International comparison — transport
| Country | Fatalities / million inhab. | EV share (new sales) | Dominant mode |
|---|---|---|---|
| United Kingdom | ≈ 26 | ≈ 16–18% | car |
| European Union | ≈ 46 | ≈ 14–15% | car |
| France | ≈ 50 | ≈ 17% | car |
| United States | ≈ 120 | ≈ 8–9% | car (high dependence) |
| Canada | ≈ 50 | ≈ 11–13% | car (vast territory) |
Sources: Transport Canada, ITF/OECD, Statistics Canada. Mortality per million inhabitants for comparability.

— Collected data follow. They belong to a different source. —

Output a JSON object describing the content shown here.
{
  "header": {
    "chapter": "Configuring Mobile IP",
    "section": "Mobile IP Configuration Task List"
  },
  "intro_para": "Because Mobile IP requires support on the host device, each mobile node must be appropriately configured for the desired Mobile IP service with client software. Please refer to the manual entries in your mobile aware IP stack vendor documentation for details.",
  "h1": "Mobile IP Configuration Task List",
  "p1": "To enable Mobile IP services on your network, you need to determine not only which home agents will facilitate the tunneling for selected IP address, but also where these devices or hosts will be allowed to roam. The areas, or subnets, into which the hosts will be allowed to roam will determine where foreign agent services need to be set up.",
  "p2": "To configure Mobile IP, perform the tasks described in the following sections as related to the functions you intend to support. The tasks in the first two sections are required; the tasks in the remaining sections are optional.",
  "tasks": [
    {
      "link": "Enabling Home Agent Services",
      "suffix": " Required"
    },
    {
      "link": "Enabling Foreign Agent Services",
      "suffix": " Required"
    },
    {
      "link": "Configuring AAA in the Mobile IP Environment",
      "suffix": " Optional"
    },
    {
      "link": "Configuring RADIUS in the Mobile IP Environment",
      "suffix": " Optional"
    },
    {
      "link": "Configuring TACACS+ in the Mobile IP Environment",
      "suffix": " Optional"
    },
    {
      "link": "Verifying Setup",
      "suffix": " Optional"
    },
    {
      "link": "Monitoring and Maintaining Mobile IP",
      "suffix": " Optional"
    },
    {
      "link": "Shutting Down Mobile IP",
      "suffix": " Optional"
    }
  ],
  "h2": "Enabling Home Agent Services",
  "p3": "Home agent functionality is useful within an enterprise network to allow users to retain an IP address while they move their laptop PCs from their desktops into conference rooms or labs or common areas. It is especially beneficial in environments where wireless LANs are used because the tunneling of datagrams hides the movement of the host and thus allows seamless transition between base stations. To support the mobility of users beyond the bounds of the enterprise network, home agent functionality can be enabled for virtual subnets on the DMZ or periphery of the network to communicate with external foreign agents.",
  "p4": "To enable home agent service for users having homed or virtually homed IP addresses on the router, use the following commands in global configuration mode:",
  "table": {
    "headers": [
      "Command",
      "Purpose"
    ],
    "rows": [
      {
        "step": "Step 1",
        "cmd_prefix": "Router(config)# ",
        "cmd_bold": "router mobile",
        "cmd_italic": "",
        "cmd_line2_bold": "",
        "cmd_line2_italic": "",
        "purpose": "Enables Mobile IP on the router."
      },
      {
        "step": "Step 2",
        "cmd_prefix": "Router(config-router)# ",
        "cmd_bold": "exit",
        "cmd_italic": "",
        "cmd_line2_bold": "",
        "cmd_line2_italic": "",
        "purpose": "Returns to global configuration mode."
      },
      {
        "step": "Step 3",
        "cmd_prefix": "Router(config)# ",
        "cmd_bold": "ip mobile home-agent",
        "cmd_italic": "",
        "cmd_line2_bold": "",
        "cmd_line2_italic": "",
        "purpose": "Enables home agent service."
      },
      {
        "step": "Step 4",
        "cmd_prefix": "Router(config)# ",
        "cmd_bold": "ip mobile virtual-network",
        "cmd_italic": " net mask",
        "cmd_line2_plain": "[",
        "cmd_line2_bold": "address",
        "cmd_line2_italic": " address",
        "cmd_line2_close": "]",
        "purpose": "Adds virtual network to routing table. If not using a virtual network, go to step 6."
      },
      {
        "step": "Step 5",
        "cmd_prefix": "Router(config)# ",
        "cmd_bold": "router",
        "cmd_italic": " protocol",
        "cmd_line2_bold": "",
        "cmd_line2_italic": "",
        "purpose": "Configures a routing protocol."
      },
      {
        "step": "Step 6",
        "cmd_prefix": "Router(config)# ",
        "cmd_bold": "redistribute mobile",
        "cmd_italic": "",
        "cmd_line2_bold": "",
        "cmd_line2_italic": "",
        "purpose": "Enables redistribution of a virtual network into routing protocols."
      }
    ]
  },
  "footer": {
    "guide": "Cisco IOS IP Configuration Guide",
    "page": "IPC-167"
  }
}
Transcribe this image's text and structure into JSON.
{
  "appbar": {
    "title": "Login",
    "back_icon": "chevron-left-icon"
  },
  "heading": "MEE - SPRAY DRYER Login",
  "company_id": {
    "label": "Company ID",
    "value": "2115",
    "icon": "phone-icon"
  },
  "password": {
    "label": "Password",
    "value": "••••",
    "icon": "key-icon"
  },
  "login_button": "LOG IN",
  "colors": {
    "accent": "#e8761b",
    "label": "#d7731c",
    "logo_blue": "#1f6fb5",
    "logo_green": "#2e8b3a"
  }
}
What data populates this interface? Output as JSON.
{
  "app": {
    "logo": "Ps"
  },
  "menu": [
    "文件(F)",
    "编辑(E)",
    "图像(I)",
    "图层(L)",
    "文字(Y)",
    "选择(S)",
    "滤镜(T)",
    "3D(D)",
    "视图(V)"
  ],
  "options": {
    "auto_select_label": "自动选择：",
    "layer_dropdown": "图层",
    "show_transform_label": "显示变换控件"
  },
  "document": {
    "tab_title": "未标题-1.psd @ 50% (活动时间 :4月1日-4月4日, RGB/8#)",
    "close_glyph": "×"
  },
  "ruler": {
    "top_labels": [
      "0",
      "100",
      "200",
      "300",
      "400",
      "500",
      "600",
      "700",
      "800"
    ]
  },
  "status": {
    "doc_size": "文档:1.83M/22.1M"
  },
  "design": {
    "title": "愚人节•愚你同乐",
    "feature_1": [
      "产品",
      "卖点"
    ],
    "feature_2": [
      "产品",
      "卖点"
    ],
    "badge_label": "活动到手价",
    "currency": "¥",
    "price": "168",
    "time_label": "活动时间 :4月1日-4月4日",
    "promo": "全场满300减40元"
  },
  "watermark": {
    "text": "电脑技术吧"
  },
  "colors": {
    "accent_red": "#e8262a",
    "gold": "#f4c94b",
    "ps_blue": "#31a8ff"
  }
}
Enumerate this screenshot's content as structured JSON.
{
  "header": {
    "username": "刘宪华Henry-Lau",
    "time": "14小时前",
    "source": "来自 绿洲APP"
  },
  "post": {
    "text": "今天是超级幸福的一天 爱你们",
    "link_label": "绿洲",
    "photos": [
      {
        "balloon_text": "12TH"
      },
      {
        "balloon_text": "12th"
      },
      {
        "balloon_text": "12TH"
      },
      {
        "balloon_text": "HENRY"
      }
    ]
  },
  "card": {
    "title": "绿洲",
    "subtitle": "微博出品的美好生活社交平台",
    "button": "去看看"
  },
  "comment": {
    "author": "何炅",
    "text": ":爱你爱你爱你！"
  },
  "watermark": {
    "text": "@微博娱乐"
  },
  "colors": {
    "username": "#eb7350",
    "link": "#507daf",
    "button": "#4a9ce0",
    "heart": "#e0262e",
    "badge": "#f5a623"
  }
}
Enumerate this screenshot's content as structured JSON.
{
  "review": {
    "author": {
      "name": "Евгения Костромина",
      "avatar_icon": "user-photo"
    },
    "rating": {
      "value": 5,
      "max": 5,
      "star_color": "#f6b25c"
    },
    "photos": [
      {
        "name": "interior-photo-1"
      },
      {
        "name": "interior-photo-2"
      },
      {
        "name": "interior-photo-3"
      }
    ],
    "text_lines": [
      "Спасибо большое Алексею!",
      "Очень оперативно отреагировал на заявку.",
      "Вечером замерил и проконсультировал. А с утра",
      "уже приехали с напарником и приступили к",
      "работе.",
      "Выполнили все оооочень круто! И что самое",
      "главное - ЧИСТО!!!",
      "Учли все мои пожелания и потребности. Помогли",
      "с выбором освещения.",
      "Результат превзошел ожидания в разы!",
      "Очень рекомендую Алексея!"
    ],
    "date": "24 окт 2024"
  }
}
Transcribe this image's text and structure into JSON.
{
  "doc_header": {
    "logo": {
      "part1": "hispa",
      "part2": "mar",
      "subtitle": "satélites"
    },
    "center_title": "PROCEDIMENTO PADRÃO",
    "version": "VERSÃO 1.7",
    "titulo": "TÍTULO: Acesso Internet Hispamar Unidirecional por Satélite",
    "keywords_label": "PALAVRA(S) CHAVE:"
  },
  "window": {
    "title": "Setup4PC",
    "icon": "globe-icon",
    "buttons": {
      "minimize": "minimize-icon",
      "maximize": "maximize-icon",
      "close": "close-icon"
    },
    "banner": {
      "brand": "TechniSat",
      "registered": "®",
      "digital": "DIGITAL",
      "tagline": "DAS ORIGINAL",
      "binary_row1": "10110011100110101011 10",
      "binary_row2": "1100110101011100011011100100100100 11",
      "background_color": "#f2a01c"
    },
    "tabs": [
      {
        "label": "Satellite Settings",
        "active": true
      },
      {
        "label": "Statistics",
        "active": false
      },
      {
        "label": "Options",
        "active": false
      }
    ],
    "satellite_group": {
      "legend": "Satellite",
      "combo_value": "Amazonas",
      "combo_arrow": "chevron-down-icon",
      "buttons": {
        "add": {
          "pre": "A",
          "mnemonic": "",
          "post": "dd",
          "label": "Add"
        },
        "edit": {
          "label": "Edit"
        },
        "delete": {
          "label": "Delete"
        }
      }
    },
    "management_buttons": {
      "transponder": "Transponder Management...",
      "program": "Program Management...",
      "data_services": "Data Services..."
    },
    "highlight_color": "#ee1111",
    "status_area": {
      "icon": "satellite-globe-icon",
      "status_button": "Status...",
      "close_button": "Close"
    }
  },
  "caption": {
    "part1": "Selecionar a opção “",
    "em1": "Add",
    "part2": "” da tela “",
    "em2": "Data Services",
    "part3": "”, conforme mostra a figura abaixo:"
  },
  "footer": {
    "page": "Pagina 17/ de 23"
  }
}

EV shares = electric vehicles (BEV + sometimes plug-in hybrids depending on source). "≈" denotes a rounding.
Data mobilized (data-journalism base)
| Data | Value | Source |
|---|---|---|
| Road mortality (per million inhabitants) | ≈ 50 | Transport Canada / ITF (Citoyen chart) |
| EV share (new-vehicle sales) | ≈ 11–13% | Statistics Canada (Citoyen chart) |
| Dominant mode | car (vast territory) | Transport Canada (Citoyen chart) |
| Transport in GHG | major emitting sector | ECCC (Citoyen chart) |
| ZEV mandate | zero-emission vehicle sales | ECCC / Transport Canada |
Sources (national analyses and references)
Transport Canada (road safety, mobility) · Statistics Canada (fleet, electric vehicles) · Environment and Climate Change Canada (emissions, ZEV mandate) · ITF — International Transport Forum (OECD).
Methodological note — the synthesis keeps sourced facts distinct from assessments, stays neutral, dates each figure, and does not extrapolate beyond the sources. Road mortality per million inhabitants. All values are the latest realized observation available (no forecast). Note generated by AI, human review required. Same safeguards as the rest of the observatory.